Feiwel, Berthold
FEIWEL, BERTHOLD
FEIWEL, BERTHOLD (1875–1937), Zionist leader and poet. Born in Pohrlitz, Moravia, Feiwel began his higher education in Brno, where he founded the Zionist student organization Veritas. In 1893 he studied law at Vienna University and became Herzl's close associate, helping to organize the First Zionist Congress in 1897. He contributed to the central organ of the Zionist Organization, Die Welt, and became its editor-in-chief in 1901. In his articles he emphasized that Zionism cannot content itself with the political and diplomatic activity of its leaders; it must also bring about the renewal of Jewish spiritual and social life in the Diaspora. At the first Conference of Austrian Zionists at Olmuetz (1901), Feiwel introduced a program of Zionist Diaspora activity, arguing that Zionism means not only the Jewish people seeking refuge in Ereẓ Israel, but also preparing itself (in the Diaspora) for its future commonwealth. Diaspora work covered the whole range of Jewish life in the countries of dispersion: political, economic, cultural, and sporting activities. When his program was rejected by the Zionist Executive, Feiwel resigned as editor of Die Welt and, together with Martin Buber, Chaim Weizmann, and others, created the Democratic Fraction as an opposition group at the Fifth Zionist Congress. Together with Martin Buber, Davis Trietsch, and the painter E.M. Lilien, Feiwel founded the *Juedischer Verlag, a publishing house that distributed mainly German translations of Hebrew and Yiddish literature.

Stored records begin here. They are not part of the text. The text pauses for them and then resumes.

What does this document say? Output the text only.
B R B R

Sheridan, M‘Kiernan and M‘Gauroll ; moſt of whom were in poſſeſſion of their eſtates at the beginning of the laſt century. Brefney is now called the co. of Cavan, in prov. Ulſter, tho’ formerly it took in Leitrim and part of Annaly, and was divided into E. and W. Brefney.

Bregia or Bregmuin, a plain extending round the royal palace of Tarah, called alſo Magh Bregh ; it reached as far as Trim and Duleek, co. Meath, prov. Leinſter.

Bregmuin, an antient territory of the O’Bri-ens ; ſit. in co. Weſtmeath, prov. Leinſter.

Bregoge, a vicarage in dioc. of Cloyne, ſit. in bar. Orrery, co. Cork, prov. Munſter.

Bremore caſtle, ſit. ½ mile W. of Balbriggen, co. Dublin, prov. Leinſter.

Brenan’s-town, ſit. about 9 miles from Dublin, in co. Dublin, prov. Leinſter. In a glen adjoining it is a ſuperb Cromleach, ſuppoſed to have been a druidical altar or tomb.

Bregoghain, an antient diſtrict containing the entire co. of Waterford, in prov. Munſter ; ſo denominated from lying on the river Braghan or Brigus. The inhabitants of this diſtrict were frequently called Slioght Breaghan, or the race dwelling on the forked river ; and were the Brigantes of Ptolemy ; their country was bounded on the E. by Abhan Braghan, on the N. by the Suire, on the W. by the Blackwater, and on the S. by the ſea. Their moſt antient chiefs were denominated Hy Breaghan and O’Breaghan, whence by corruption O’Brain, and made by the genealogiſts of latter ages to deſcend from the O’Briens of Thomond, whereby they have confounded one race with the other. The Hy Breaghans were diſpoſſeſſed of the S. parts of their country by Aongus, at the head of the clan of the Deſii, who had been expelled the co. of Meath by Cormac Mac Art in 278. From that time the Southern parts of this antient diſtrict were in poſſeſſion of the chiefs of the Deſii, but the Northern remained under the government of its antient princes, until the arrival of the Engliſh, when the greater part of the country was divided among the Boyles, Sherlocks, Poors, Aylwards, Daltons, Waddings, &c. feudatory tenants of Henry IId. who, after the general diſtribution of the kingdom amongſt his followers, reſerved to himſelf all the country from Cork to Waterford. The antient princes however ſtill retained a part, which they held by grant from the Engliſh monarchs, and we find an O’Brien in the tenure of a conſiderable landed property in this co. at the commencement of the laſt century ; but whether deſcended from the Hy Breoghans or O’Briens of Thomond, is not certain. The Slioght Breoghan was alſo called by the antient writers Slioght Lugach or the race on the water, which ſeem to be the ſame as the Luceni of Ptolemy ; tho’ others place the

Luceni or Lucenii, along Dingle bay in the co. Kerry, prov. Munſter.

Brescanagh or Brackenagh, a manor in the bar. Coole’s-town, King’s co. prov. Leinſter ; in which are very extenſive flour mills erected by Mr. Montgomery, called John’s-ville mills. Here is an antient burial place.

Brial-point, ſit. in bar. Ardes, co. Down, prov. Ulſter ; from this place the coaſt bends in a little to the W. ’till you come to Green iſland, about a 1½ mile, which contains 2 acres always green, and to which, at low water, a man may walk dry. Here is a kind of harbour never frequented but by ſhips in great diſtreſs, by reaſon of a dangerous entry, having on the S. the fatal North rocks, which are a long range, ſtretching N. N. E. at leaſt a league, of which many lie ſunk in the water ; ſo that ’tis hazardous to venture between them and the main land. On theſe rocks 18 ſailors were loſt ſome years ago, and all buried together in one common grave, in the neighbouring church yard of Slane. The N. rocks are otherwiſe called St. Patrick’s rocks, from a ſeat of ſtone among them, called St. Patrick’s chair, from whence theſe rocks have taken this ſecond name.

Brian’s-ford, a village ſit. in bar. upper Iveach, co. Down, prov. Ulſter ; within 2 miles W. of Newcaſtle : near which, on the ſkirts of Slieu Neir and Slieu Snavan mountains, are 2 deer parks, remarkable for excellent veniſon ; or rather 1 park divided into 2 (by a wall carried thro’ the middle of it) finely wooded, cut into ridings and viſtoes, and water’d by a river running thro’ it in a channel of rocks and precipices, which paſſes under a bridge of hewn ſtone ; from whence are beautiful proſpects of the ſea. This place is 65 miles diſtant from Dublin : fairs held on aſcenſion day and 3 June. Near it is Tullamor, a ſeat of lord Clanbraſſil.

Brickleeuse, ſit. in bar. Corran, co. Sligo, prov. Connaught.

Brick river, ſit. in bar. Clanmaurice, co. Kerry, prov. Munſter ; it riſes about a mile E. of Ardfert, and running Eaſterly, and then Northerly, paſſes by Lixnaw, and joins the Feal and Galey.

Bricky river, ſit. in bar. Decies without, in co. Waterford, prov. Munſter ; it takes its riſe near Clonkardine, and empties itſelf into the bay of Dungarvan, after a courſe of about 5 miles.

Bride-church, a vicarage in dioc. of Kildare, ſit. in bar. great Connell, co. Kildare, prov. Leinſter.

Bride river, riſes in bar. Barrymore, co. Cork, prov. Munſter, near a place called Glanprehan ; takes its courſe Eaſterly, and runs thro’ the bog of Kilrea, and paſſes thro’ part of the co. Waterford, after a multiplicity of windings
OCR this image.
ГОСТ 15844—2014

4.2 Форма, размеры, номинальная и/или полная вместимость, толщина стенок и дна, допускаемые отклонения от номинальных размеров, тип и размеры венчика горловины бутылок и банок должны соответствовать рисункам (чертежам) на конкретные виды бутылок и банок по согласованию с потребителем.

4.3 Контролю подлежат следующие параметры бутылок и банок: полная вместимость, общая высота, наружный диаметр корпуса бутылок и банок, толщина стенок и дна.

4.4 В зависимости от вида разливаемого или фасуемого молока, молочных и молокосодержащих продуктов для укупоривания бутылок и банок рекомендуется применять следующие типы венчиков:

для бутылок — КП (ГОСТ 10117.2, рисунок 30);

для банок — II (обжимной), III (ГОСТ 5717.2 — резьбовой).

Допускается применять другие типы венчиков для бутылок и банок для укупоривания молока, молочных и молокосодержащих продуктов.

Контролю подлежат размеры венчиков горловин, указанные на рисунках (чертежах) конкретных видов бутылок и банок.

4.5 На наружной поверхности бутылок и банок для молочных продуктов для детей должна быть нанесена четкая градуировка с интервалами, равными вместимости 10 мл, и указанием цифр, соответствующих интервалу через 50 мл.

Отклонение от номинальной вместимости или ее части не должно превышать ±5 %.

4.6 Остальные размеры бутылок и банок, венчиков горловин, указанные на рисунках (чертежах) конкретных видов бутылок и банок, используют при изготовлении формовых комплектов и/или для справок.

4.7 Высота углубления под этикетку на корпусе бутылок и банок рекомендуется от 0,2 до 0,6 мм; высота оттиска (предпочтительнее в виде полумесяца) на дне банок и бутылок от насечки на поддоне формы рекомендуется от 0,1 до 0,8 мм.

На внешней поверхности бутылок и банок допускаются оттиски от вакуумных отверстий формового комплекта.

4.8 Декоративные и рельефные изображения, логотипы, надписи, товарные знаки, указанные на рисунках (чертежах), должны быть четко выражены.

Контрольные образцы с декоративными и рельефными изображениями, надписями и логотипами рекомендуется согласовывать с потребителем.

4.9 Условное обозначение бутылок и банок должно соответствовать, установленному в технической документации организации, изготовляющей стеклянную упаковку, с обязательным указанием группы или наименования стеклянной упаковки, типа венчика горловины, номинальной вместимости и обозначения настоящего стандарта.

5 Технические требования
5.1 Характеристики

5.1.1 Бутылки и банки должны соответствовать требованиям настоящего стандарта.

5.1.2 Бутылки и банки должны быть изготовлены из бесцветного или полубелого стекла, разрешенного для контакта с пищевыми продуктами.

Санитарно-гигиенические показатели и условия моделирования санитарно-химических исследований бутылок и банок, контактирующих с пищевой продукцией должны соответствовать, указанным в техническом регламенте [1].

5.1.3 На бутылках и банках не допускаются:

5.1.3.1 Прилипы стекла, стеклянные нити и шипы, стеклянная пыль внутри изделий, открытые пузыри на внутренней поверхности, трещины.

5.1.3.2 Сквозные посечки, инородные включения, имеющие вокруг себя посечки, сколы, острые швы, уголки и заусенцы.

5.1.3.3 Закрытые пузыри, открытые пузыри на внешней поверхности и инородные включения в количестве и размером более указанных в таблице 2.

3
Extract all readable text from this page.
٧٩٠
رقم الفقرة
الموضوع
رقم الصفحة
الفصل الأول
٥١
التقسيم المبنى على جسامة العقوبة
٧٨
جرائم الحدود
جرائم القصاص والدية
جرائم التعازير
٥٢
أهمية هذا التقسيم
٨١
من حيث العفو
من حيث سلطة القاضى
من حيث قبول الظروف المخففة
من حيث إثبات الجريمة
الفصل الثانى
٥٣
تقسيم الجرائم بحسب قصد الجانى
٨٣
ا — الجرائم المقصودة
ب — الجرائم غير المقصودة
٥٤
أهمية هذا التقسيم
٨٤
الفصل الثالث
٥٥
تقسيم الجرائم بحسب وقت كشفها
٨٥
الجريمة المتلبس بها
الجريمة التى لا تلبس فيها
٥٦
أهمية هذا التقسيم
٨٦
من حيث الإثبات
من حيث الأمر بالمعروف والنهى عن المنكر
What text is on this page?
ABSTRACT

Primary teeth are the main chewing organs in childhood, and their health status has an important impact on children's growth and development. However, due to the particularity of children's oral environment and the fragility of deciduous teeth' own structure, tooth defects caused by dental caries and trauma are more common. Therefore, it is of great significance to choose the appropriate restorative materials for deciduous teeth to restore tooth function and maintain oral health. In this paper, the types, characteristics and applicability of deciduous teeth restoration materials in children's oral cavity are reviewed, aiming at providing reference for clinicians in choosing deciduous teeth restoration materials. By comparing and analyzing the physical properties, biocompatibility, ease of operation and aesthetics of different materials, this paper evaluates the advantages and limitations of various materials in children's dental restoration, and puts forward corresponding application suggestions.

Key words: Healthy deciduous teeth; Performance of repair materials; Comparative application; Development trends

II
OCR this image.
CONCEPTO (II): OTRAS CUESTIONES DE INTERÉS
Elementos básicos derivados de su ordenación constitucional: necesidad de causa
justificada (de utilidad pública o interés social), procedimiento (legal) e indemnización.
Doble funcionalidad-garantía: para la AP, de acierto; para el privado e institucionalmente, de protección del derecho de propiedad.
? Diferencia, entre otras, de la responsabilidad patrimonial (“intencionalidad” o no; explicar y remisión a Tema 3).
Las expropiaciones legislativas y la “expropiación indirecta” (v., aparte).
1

In 1903, after the *Kishinev pogrom, Feiwel published Die Judenmassacres in Kischinew under the pseudonym Told. Based on an on-the-spot investigation, this book shocked public opinion. Feiwel had close contacts with Jewish authors in Eastern Europe and became a gifted translator of their works. In the book Junge Harfen (1914) he presented their modern poetry. The Juedischer Almanach (1902), an anthology edited by Feiwel, as well as Lieder des Ghetto (1902, 1920), translations of poems of the Yiddish poet Morris Rosenfeld with drawings by E.M. Lilien, also had considerable literary influence. After World War i (1919), Feiwel's friend Weizmann summoned him to London to become his political and economic adviser. When Keren Hayesod was founded (1920), Feiwel became one of its first directors. In 1933 he settled in Jerusalem.
bibliography:
Berthold Feiwel ha-Ish u-Fo'alo (1959); Ch. Weizmann, Trial and Error (1949), index. add. bibliography: A. Schenker, Der juedische Verlag 1902 – 1938 – Zwischen Aufbruch, Bluete und Vernichtung (2003).